While the answers to these questions remain unknown, it is worth noting one important connection between Pankisi Kists fighting in Syria and a foreign group.

Seyfullakh al-Shishani (Ruslan Machaliashvili) who pledged allegiance to Jabhat al-Nusra before his death in February 2014, had close ties to a Turkish NGO named Imkander, which helps refugees from the North Caucasus living in Turkey.
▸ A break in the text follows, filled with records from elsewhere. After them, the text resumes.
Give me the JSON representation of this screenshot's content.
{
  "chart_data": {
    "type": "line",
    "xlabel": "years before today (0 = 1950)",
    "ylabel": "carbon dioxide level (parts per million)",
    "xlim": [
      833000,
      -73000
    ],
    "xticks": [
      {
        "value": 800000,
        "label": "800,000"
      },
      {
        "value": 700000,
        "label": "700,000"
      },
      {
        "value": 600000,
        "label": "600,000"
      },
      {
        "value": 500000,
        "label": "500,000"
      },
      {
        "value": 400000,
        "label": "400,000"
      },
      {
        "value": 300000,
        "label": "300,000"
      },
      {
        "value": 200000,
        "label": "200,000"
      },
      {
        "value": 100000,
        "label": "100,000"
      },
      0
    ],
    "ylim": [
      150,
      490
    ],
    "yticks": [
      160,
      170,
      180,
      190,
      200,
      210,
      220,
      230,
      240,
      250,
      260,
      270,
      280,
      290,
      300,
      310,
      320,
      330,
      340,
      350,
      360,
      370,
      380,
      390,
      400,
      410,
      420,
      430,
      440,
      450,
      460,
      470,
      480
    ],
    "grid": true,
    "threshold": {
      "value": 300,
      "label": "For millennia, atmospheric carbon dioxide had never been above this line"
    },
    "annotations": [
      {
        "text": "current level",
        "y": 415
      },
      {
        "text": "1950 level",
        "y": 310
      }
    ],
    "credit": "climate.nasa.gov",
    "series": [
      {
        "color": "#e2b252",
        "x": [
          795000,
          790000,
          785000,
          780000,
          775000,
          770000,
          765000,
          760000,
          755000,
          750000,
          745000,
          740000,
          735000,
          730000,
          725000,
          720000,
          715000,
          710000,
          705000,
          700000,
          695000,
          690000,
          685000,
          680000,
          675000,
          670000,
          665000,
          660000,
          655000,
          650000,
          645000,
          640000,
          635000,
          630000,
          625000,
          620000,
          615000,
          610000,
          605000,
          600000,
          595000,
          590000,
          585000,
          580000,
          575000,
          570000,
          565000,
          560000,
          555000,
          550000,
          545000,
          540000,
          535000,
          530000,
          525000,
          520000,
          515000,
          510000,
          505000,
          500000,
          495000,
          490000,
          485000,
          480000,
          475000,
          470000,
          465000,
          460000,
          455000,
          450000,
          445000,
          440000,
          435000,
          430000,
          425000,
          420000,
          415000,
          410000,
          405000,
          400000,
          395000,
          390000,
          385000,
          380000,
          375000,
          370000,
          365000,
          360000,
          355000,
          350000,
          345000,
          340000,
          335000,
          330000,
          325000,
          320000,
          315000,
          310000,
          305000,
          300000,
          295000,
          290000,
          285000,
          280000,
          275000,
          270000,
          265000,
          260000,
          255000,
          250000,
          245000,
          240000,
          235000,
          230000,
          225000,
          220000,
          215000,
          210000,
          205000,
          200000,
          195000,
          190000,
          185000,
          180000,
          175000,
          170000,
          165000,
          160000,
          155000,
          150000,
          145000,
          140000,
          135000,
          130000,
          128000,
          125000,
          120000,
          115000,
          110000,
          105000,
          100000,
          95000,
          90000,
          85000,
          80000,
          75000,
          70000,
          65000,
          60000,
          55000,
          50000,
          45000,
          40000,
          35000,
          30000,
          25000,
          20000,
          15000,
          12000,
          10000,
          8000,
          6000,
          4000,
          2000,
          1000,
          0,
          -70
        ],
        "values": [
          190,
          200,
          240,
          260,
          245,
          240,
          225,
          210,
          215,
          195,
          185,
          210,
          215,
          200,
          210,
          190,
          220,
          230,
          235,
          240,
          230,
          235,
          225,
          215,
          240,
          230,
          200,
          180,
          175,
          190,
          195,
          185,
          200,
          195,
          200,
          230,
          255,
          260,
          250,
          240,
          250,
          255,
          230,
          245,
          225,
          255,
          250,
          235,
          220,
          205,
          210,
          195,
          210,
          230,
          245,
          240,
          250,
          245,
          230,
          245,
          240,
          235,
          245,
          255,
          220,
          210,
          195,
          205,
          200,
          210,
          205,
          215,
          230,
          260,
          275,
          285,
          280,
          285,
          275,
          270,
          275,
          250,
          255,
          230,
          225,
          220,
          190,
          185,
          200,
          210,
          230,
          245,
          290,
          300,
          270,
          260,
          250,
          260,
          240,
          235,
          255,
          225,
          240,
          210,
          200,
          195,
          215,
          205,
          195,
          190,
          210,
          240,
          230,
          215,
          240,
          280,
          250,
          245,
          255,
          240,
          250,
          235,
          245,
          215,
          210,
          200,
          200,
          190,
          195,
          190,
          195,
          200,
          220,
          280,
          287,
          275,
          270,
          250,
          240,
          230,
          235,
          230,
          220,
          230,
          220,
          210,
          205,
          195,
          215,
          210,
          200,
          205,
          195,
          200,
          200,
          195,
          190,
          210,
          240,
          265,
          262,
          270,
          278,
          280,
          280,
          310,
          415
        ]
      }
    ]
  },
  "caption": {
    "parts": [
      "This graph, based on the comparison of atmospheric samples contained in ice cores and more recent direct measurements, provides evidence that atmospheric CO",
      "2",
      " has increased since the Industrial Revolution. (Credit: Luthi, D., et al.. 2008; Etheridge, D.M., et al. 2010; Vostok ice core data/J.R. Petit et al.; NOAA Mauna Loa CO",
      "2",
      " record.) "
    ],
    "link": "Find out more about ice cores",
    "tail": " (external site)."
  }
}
Machaliashvili had become involved with Imkander when he lived in Istanbul before going to fight in Syria.

Imkander, which is reportedly also involved with helping provide medical treatment for Chechens fighting in Syria, openly praised Machaliashvili in a funeral in absentia it held for him in Istanbul in February 2014.

Video footage of the funeral shows Imkander leader Murat Ozer lauding what he said was the "great service" that "Chechen mujahedin from the Caucasus are doing to the Syrian jihad."

Ozer linked the "jihad" in Syria to the Chechen struggle against Russia, saying that Chechen militants in Syria had made the fight a "nightmare not only for the [Syrian President Bashar al-] Assad regime but also for the Putin regime."

Ozer also sharply criticized IS, saying that Machaliashvili had refused to join that group.

While it is not clear what role, if any, Imkander plays in recruiting ethnic Chechens to fight in Syria, it is clear from Ozer's eulogy of Machaliashvili that the group is active in supporting the role of Chechens in the fighting, except those in IS.

It is also known that Imkander has a presence in Pankisi, where its operations have included providing food to residents of the gorge on the Muslim festival of Eid al-Adha. Imkander describes all the ethnic Chechen residents of Pankisi as being in exile from Chechnya, saying that they "formed an immigrant country in the valley."